Iran called the Saudi charge d’affaires in Tehran to condemn Nimr’s execution and Saudi Arabia responded by summoning Iran’s ambassador in Riyadh to protest against the hostile remarks made by Iranian officials.
Nimr’s family issued a public statement, expressing shock and dismay at his execution and urging self-control and restraint among Nimr’s followers. His brother Mohammed al-Nimr, pledged that the democracy movement would endure.
“Wrong, misled and mistaken [are] those who think that the killing will keep us from our rightful demands,” he wrote after the execution was announced. “We thought the authorities could adopt a political approach to settle matters without bloodshed. There will be reactions.”
For a long time, Nimr had served as the voice of Saudi Arabia’s minority Shiite population, who constitute not more that 15 percent of the kingdom’s total population and are carefully discriminated against and marginalized. This kind of segregation causes Shiites in Saudi Arabia to have unequal access to public education and government employment. It also denies them equal rights and treatment under the judicial system, with the government often impairing their ability to worship freely by rarely permitting Shiite citizens to build mosques. In 2011, Nimr shot to fame after articulating the sentiments of not only Shiite Muslims but also those who have been demanding change against the region’s authoritarian rule.
Maryan al-Khawaja, a human rights activist from Bahrain, said that Nimr consistently advocated nonviolence as his views were derived from the Sunni-Shiite divide.
“He said Sunnis and Shiites should unite and that anyone who supports the oppressors should be condemned,” she said, citing a 2012 speech. “This was a big part of why he became problematic for the Saudi regime, because he refused to abide by the sectarian discourse that is basically enforced on everyone.”
Police personnel arrested Nimr in the Shiite village of Awamiya in 2012, after shooting him in the legs during a car chase. At the time, the Interior Ministry had described Nimr as an instigator of sedition. He was eventually charged with undermining the kingdom’s security, instigating unrest, defending political prisoners and delivering speeches against the government. The proceedings of Saudi Arabia’s Specialized Criminal Court, which carried out Nimr’s trial over 18 months, raised serious concerns about a fair trial in the kingdom, including unclear charges that could not be traced back to recognizable crimes as well as trial sessions without the presence of Nimr’s legal representative.
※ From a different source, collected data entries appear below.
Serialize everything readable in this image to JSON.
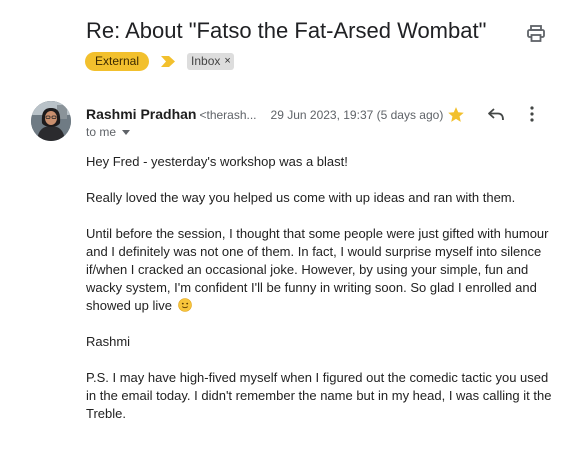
{
  "email": {
    "subject": "Re: About \"Fatso the Fat-Arsed Wombat\"",
    "labels": {
      "external": "External",
      "inbox": "Inbox",
      "inbox_remove": "×"
    },
    "sender": {
      "name": "Rashmi Pradhan",
      "email_truncated": "<therash...",
      "date": "29 Jun 2023, 19:37 (5 days ago)",
      "to": "to me"
    },
    "body": {
      "p1": "Hey Fred - yesterday's workshop was a blast!",
      "p2": "Really loved the way you helped us come with up ideas and ran with them.",
      "p3": "Until before the session, I thought that some people were just gifted with humour and I definitely was not one of them. In fact, I would surprise myself into silence if/when I cracked an occasional joke. However, by using your simple, fun and wacky system, I'm confident I'll be funny in writing soon. So glad I enrolled and showed up live",
      "p4": "Rashmi",
      "p5": "P.S. I may have high-fived myself when I figured out the comedic tactic you used in the email today. I didn't remember the name but in my head, I was calling it the Treble."
    }
  },
  "icons": {
    "print": "printer-icon",
    "importance": "importance-marker-icon",
    "star": "star-icon",
    "reply": "reply-icon",
    "more": "more-vert-icon",
    "caret": "caret-down-icon",
    "emoji": "slightly-smiling-face-emoji"
  },
  "colors": {
    "external_label": "#f2c02d",
    "importance_marker": "#f2c02d",
    "star": "#f2c02d",
    "inbox_label": "#dddddd"
  }
}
International human rights groups such as Amnesty International and Human Rights Watch condemned all of the executions, including those of accused al-Qaeda operatives, saying every person who had been killed had been denied a fair trial.
“Nimr’s execution, in particular, suggests that Saudi authorities are using the death penalty, in the name of counter-terror, to settle scores and crush dissidents,” Amnesty International said in a statement.
“Saudi Arabia’s execution of a prominent Shia cleric following an unfair trial only adds to the existing sectarian discord and unrest,” stated Human Rights Watch. “Saudi Arabia’s path to stability in the Eastern Province lies in ending systematic discrimination against Shia citizens, not in executions.”
Executions have increased in Saudi Arabia since King Salman ascended the throne in January 2015, after King Abdullah’s demise. Last year, a total of 158 executions had been carried out. This recent mass execution is the largest to be carried out in the kingdom since 1980.